需要注意的是不能给__get_free_page()、 __get_free_pages()或者kmalloc()指定 __GFP_HIGHMEM，因为从高端内存中分配的页可能没有映射到到内核地址空间中，因此没有逻辑地址。不能返回一个有效的逻辑地址。

Type Flags

type flags实际上是前两者的组合，是为了方便某些场合下规定特定的flags而设计的，简化了flags的指定，减少错误的发生。

Flag	Description
GFP_ATOMIC	The allocation is high priority and must not sleep. This is the flag to use in interrupt handlers, in bottom halves, while holding a spinlock, and in other situations where you cannot sleep.
GFP_NOWAIT	Like GFP_ATOMIC, except that the call will not fallback on emergency memory pools.

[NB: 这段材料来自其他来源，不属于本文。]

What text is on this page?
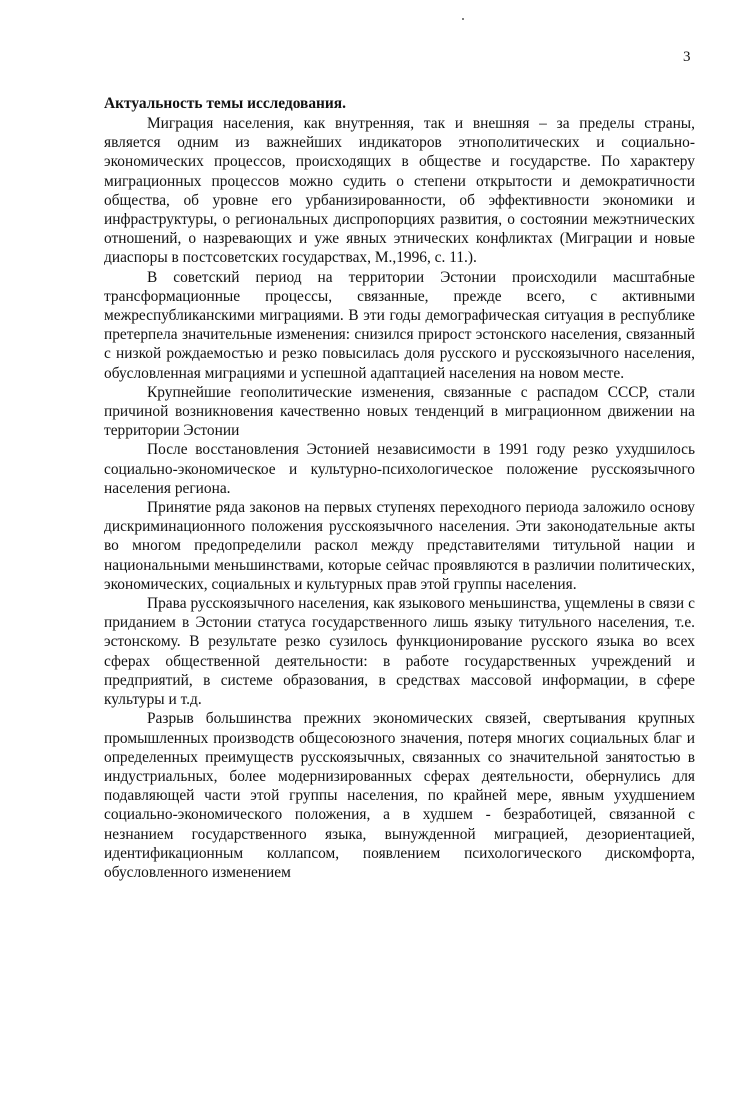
3

Актуальность темы исследования.

Миграция населения, как внутренняя, так и внешняя – за пределы страны, является одним из важнейших индикаторов этнополитических и социально-экономических процессов, происходящих в обществе и государстве. По характеру миграционных процессов можно судить о степени открытости и демократичности общества, об уровне его урбанизированности, об эффективности экономики и инфраструктуры, о региональных диспропорциях развития, о состоянии межэтнических отношений, о назревающих и уже явных этнических конфликтах (Миграции и новые диаспоры в постсоветских государствах, М.,1996, с. 11.).

В советский период на территории Эстонии происходили масштабные трансформационные процессы, связанные, прежде всего, с активными межреспубликанскими миграциями. В эти годы демографическая ситуация в республике претерпела значительные изменения: снизился прирост эстонского населения, связанный с низкой рождаемостью и резко повысилась доля русского и русскоязычного населения, обусловленная миграциями и успешной адаптацией населения на новом месте.

Крупнейшие геополитические изменения, связанные с распадом СССР, стали причиной возникновения качественно новых тенденций в миграционном движении на территории Эстонии

После восстановления Эстонией независимости в 1991 году резко ухудшилось социально-экономическое и культурно-психологическое положение русскоязычного населения региона.

Принятие ряда законов на первых ступенях переходного периода заложило основу дискриминационного положения русскоязычного населения. Эти законодательные акты во многом предопределили раскол между представителями титульной нации и национальными меньшинствами, которые сейчас проявляются в различии политических, экономических, социальных и культурных прав этой группы населения.

Права русскоязычного населения, как языкового меньшинства, ущемлены в связи с приданием в Эстонии статуса государственного лишь языку титульного населения, т.е. эстонскому. В результате резко сузилось функционирование русского языка во всех сферах общественной деятельности: в работе государственных учреждений и предприятий, в системе образования, в средствах массовой информации, в сфере культуры и т.д.

Разрыв большинства прежних экономических связей, свертывания крупных промышленных производств общесоюзного значения, потеря многих социальных благ и определенных преимуществ русскоязычных, связанных со значительной занятостью в индустриальных, более модернизированных сферах деятельности, обернулись для подавляющей части этой группы населения, по крайней мере, явным ухудшением социально-экономического положения, а в худшем - безработицей, связанной с незнанием государственного языка, вынужденной миграцией, дезориентацией, идентификационным коллапсом, появлением психологического дискомфорта, обусловленного изменением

This increases the liklihood of the memory allocation failing.
GFP_NOIO	This allocation can block, but must not initiate disk I/O. This is the flag to use in block I/O code when you cannot cause more disk I/O, which might lead to some unpleasant recursion.
GFP_NOFS	This allocation can block and can initiate disk I/O, if it must, but it will not initiate a filesystem operation. This is the flag to use in filesystem code when you cannot start another filesystem operation.
GFP_KERNEL	This is a normal allocation and might block. This is the flag to use in process context code when it is safe to sleep. The kernel will do whatever it has to do to obtain the memory requested by the caller. This flag should be your default choice.
GFP_USER	This is a normal allocation and might block. This flag is used to allocate memory for user-space processes.
GFP_HIGHUSER	This is an allocation from ZONE_HIGHMEM and might block. This flag is used to allocate memory for user-space processes.
GFP_DMA	This is an allocation from ZONE_DMA. Device drivers that need DMA-able memory use this flag, usually in combination with one of the preceding flags.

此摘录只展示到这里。